# Power Rangers with Alliance Sterling #107 office bands



## Charles (Aug 26, 2010)

All right you folks ... time to get cracking. In an effort to show that you do not need fancy bands to get very good power, I just shot a qualifying score for the Power Rangers with Alliance Sterling #107 office rubber bands. They were not tapered, and not doubled ... just straight out of the box. Go down to the competitions forum and check it out. No more excuses ... time to belly up to the bar. Come on and join the Power Rangers!

Cheers ...... Charles


----------



## NaturalFork (Jan 21, 2010)

Awesome! Going to find the post now.


----------



## BC-Slinger (Jan 6, 2013)

Great job again Charles with office style bands. It always amazes me how great the performance is you can acheive with those suckers.


----------



## VillageSniper (Jan 22, 2013)

Charles,

Was this with the 107's as in the post descritption or the smaller 32's. Just curious since I ordered th 107s today.


----------



## Charles (Aug 26, 2010)

VillageSniper said:


> Charles,
> 
> Was this with the 107's as in the post descritption or the smaller 32's. Just curious since I ordered th 107s today.


This particular post was for the Alliance Sterling 107s.

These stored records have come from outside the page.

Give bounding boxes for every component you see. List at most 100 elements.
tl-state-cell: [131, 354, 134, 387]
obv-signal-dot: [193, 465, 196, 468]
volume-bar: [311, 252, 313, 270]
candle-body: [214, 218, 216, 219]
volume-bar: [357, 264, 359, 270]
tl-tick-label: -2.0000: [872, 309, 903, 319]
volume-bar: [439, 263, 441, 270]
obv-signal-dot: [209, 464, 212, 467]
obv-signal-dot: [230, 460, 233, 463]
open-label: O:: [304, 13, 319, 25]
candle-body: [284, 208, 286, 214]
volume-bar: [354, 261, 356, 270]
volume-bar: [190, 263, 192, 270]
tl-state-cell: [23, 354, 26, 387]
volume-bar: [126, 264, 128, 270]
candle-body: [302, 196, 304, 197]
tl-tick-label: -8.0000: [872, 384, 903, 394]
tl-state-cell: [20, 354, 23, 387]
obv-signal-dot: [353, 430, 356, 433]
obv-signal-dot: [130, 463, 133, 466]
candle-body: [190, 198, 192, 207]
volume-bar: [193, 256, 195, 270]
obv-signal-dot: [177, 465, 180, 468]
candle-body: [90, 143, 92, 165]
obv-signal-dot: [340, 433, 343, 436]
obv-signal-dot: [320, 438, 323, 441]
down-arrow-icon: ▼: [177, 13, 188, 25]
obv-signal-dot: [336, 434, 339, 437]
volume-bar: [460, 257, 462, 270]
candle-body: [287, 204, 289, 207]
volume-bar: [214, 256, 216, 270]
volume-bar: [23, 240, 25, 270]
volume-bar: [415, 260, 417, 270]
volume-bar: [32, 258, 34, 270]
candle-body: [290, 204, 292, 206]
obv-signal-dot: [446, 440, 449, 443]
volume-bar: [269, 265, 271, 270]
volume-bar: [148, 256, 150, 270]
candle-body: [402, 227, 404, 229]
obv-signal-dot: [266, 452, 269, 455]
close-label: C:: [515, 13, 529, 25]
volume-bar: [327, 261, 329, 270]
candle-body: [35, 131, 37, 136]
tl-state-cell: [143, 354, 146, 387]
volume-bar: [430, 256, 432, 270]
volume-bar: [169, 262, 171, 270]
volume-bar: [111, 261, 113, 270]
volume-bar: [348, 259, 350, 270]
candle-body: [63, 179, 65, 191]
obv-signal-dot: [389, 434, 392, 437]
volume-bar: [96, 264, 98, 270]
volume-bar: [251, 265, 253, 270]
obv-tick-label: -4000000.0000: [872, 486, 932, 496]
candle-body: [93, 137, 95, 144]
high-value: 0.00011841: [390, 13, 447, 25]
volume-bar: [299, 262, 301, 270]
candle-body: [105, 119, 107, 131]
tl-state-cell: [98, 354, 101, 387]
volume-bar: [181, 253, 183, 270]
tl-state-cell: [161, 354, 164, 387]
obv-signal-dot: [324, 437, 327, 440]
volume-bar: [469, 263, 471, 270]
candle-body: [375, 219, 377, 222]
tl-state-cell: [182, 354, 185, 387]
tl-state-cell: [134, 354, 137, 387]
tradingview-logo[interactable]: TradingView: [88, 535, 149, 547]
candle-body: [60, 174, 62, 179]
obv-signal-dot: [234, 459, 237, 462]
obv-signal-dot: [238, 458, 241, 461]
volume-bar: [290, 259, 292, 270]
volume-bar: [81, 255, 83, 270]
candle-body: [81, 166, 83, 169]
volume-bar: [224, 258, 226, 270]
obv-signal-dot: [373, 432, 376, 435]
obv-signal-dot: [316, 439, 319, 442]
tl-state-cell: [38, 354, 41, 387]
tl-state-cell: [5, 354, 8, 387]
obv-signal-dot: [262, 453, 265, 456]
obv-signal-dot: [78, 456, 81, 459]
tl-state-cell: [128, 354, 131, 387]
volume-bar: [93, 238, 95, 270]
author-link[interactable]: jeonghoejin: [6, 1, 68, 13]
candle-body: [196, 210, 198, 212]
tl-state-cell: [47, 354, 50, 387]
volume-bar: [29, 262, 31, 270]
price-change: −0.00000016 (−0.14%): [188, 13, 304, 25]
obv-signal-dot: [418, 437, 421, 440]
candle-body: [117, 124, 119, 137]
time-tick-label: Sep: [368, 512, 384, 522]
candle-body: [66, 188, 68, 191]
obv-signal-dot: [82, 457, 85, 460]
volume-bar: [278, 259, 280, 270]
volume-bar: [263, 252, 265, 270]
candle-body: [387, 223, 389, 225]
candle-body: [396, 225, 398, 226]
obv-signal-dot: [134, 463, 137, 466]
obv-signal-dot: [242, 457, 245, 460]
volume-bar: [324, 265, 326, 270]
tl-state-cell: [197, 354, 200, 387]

With the 107s I shot a 175 grain lead ball at 204 fps, for 16.3 fpe.

http://slingshotforum.com/topic/21108-power-rangers/page-8

You will also see that I previously used braided Rubberbandguns red #32s to shoot a 232 grain lead slug at 181.4 fps, for 17 fpe.

http://slingshotforum.com/topic/21108-power-rangers/page-7

For being cheap, readily available, hassle free, and yet reasonably powerful I think it is hard to beat 107s.

Cheers ..... Charles


----------



## Berkshire bred (Mar 4, 2012)

now thats the way to do it.


----------